Imran’s repeated offers for peace talks with India have won the appreciation of the international community despite the gesture not being responded to positively.
Foreign affairs experts consider Imran’s foreign visits productive even as they still await the results thereof. Quaid-e-Azam University Professor Zafar Jaspal told Gulf News that the “foreign visits of PM Khan signify positive developments at a political and diplomatic level as he was well-received in Saudi Arabia, the UAE, Malaysia and especially China.”
However, he noted that “in the realm of economics, the major breakthrough was witnessed in Saudi Arabia, followed by China, which indicates that we have to first improve our product quality to reach foreign markets.”
In his first 100 days, Imran visited both the UAE and Saudi Arabia twice. He held meetings with Saudi Arabia’s King Salman Bin Abdul Aziz, Prince Mohammad Bin Salman, Crown Prince of Saudi Arabia, His Highness Shaikh Mohammad Bin Zayed Al Nahyan, Crown Prince of Abu Dhabi and Deputy Supreme Commander of the UAE Armed Forces, Chinese President Xi Jinping and Malaysian President Dr Mahathir Mohamad.
On his second trip to Saudi Arabia, Imran secured a $6 billion lifeline in the form of cash assistance and oil on deferred payments.
Khan’s opponents termed him as ‘Mr U-turn’ — citing his many about-turns on policies and decisions. Khan, however, responded, saying: “If you are walking and there is a wall in front of you, then you will have to change and find another way and a leader who does not know how to take U-turns is not successful.”
Some of his major U-turns:
Despite tall claims by the PTI about its performance in the last 100 days, the opposition parties of Pakistan are unconvinced that any real progress has been achieved and are highly critical of the economic polices which led to devaluation of the currency a fifth time this year.
The main opposition Pakistan Muslim League-Nawaz (PML-N) on November 30 criticised the government’s the 100-day performance, arguing that “all economic and social indicators are showing a downward trend during the first three months.”
PML-N leaders Shahid Khaqan Abbasi, Ahsan Iqbal and Marriyum Aurangzeb in their joint statement claimed that Imran’s first 100 days had revealed that the rulers had no “vision”.
Pakistan Peoples Party (PPP) chairman Bilawal Bhutto Zardari said the PTI promised agricultural reforms but ended up creating additional pressure for farmers due to rising prices. Bilawal blamed the Khan administration for inflation, currency depreciation and its U-turns on the IMF loan.
The PTI’s 100-day agenda included a number of steps to improve the economy. However, inflation and the currency devaluation has overshadowed the government’s performance.

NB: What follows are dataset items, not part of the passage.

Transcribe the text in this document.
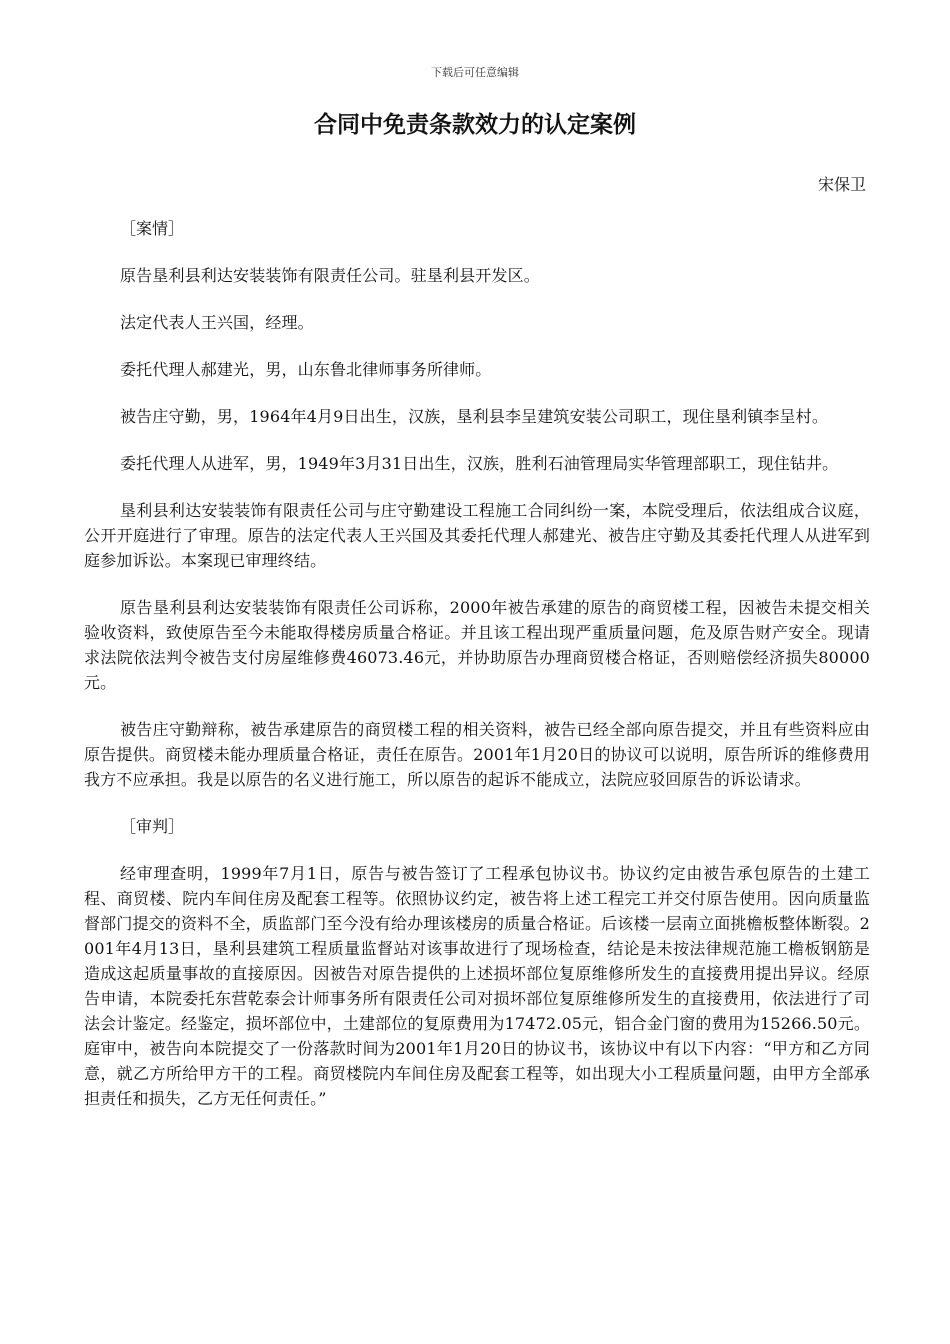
下载后可任意编辑
合同中免责条款效力的认定案例
宋保卫

［案情］

原告垦利县利达安装装饰有限责任公司。驻垦利县开发区。

法定代表人王兴国，经理。

委托代理人郝建光，男，山东鲁北律师事务所律师。

被告庄守勤，男，1964年4月9日出生，汉族，垦利县李呈建筑安装公司职工，现住垦利镇李呈村。

委托代理人从进军，男，1949年3月31日出生，汉族，胜利石油管理局实华管理部职工，现住钻井。

垦利县利达安装装饰有限责任公司与庄守勤建设工程施工合同纠纷一案，本院受理后，依法组成合议庭，公开开庭进行了审理。原告的法定代表人王兴国及其委托代理人郝建光、被告庄守勤及其委托代理人从进军到庭参加诉讼。本案现已审理终结。

原告垦利县利达安装装饰有限责任公司诉称，2000年被告承建的原告的商贸楼工程，因被告未提交相关验收资料，致使原告至今未能取得楼房质量合格证。并且该工程出现严重质量问题，危及原告财产安全。现请求法院依法判令被告支付房屋维修费46073.46元，并协助原告办理商贸楼合格证，否则赔偿经济损失80000元。

被告庄守勤辩称，被告承建原告的商贸楼工程的相关资料，被告已经全部向原告提交，并且有些资料应由原告提供。商贸楼未能办理质量合格证，责任在原告。2001年1月20日的协议可以说明，原告所诉的维修费用我方不应承担。我是以原告的名义进行施工，所以原告的起诉不能成立，法院应驳回原告的诉讼请求。

［审判］

经审理查明，1999年7月1日，原告与被告签订了工程承包协议书。协议约定由被告承包原告的土建工程、商贸楼、院内车间住房及配套工程等。依照协议约定，被告将上述工程完工并交付原告使用。因向质量监督部门提交的资料不全，质监部门至今没有给办理该楼房的质量合格证。后该楼一层南立面挑檐板整体断裂。2001年4月13日，垦利县建筑工程质量监督站对该事故进行了现场检查，结论是未按法律规范施工檐板钢筋是造成这起质量事故的直接原因。因被告对原告提供的上述损坏部位复原维修所发生的直接费用提出异议。经原告申请，本院委托东营乾泰会计师事务所有限责任公司对损坏部位复原维修所发生的直接费用，依法进行了司法会计鉴定。经鉴定，损坏部位中，土建部位的复原费用为17472.05元，铝合金门窗的费用为15266.50元。庭审中，被告向本院提交了一份落款时间为2001年1月20日的协议书，该协议中有以下内容：“甲方和乙方同意，就乙方所给甲方干的工程。商贸楼院内车间住房及配套工程等，如出现大小工程质量问题，由甲方全部承担责任和损失，乙方无任何责任。”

Senior economist and former finance minister Dr Hafeez Pasha says the government is yet to formulate a comprehensive economic plan to begin structural reforms.
“There is no visible sign in the first 100 days of the government that indicates direction to revitalise economic growth,” Dr Pasha noted.
He, however, appreciated the PTI administration’s efforts on two critical areas — the resolution of circular debt and the separation of policy and management in the Federal Board of Revenue (FBR). Financial expert Dr Salman Shah commented that the PTI government was able to identify main problems in the sector including circular debt, but had, however, failed to address core issues needed to stabilise the economy in its first 100 days.